Model Prediction: Predicting Human Performance with Signal Detection Theory

From model parameters to predicted performance

We have now explored SDT and we have seen how human data can be fit with the model. If we have model parameters, either from fitting human data, or derived from theoretical considerations, we may want to simulate task performance in order to generate predictions. In other words, we can have our model perform the task as if it were a participant.

When you run the task on this page, the model will perform the task based on its parameters. You can adjust those parameters at any time in the model diagram, and performance (both previous and subsequent) will be updated accordingly. The table of outcomes will maintain a running count of aggregate performance. ROC space will show an updating view of the relationship between behavior and theory. By observing and manipulating these relationships, you can gain a deeper appreciation for how the model parameters predict performance.

You can select how many Trials the model will perform, the Duration of the stimulus on each trial, and the proportion of dots that exhibit Coherence when the signal is present.
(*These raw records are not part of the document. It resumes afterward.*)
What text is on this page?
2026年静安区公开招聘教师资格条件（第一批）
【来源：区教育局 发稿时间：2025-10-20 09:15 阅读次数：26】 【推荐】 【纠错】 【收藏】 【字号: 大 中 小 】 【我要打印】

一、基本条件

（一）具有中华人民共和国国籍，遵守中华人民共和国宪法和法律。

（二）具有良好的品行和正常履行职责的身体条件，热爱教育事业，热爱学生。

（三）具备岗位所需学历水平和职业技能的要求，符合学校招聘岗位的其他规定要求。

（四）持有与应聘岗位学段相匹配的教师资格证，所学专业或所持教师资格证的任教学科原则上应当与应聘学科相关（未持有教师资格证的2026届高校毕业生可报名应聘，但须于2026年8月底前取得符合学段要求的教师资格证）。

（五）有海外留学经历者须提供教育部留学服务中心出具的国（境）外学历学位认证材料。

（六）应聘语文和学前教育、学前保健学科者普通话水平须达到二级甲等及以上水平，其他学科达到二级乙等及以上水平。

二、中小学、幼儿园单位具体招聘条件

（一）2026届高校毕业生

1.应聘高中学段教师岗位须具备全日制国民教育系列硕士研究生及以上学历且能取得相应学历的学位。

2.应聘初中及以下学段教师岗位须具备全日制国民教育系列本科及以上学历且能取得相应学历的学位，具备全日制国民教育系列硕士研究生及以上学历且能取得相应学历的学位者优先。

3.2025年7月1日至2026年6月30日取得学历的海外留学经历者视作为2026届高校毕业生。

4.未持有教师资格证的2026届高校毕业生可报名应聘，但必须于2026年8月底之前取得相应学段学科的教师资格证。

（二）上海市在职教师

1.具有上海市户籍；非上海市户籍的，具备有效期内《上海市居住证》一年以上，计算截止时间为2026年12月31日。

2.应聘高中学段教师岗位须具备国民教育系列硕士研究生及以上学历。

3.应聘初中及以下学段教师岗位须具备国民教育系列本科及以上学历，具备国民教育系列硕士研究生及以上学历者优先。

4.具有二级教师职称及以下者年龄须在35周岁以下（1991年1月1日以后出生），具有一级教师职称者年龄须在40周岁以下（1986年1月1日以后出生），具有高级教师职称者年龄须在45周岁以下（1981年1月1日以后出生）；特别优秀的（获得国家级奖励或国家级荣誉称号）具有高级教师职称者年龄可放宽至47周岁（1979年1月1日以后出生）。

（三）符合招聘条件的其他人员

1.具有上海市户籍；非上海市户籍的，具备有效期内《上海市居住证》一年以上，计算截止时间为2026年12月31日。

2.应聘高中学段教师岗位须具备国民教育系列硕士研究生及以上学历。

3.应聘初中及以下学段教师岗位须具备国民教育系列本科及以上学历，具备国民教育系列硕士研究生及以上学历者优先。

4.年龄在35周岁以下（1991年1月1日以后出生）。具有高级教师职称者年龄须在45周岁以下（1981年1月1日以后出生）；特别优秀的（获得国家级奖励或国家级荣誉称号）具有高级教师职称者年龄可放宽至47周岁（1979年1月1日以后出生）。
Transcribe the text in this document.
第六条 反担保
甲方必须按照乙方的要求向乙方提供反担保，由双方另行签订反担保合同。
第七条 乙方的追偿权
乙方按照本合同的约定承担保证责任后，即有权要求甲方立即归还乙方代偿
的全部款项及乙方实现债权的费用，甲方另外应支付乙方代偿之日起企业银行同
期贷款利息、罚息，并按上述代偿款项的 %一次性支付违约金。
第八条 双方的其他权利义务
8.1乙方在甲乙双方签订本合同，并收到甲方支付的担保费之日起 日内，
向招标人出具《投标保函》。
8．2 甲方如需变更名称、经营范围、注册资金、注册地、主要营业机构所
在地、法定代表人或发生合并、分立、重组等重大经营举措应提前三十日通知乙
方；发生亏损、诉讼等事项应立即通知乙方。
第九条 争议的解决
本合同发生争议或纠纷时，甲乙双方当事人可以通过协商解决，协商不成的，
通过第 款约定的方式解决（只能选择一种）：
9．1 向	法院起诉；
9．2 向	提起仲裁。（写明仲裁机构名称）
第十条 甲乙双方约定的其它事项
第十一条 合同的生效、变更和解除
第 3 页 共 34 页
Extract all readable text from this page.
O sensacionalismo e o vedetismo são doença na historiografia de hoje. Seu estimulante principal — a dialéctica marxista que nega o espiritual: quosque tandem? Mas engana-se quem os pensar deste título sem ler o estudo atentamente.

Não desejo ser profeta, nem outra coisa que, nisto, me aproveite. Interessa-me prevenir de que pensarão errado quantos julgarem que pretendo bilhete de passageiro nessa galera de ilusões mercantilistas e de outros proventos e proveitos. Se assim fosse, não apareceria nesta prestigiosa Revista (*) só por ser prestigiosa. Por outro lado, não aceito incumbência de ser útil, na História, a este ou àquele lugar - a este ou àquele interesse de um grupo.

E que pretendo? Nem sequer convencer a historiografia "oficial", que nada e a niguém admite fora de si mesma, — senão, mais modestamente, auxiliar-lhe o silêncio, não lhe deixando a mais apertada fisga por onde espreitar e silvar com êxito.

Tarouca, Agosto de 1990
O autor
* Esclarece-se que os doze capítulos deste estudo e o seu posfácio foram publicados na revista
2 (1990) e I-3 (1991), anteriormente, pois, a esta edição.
You can Run the task, temporarily Pause it, or totally Reset it.

Each trial will begin with a fixation, +, then a stimulus, and finally a question mark, ?. The model will respond based on it’s measurement of evidence, represented by a box moving across the model diagram. The model diagram shows the selected value for the model’s Sensitivity as the distance, d′, between the distributions. And it shows the selected value for the model’s Bias as the location, c, of the threshold. The threshold divides the Signal + Noise Distribution into regions of Hits and Misses and divides the Noise Distribution into regions of Correct Rejections and False Alarms.

The model will decide whether the signal is Present or Absent based on the accumulation of evidence, and respond by clicking Present to indicate a ‘Present’ response or Absent to indicate an ‘Absent’ response.

Based on the stimulus and the model’s response, you will then see feedback indicating whether this trial resulted in a Hit, Miss, False Alarm, Correct Rejection, or No Response.

The table of outcomes summarizes the model’s Hits, Misses, False Alarms, and Correct Rejections, along with it’s Hit Rate, False Alarm Rate, and overall Accuracy.

In ROC space, the model’s performance is plotted as Hit Rate versus False Alarm Rate. All of the points with the same Sensitivity (d′) are illustrated with an Iso-Sensitivity Curve. All of the points with the same Bias (c) are illustrated with an Iso-Bias Curve.

In the model diagram, you can move the distributions or the threshold at any time to alter d′ and c, and observe the effect this has on predicted performance in the model diagram, table of outcomes, and ROC space.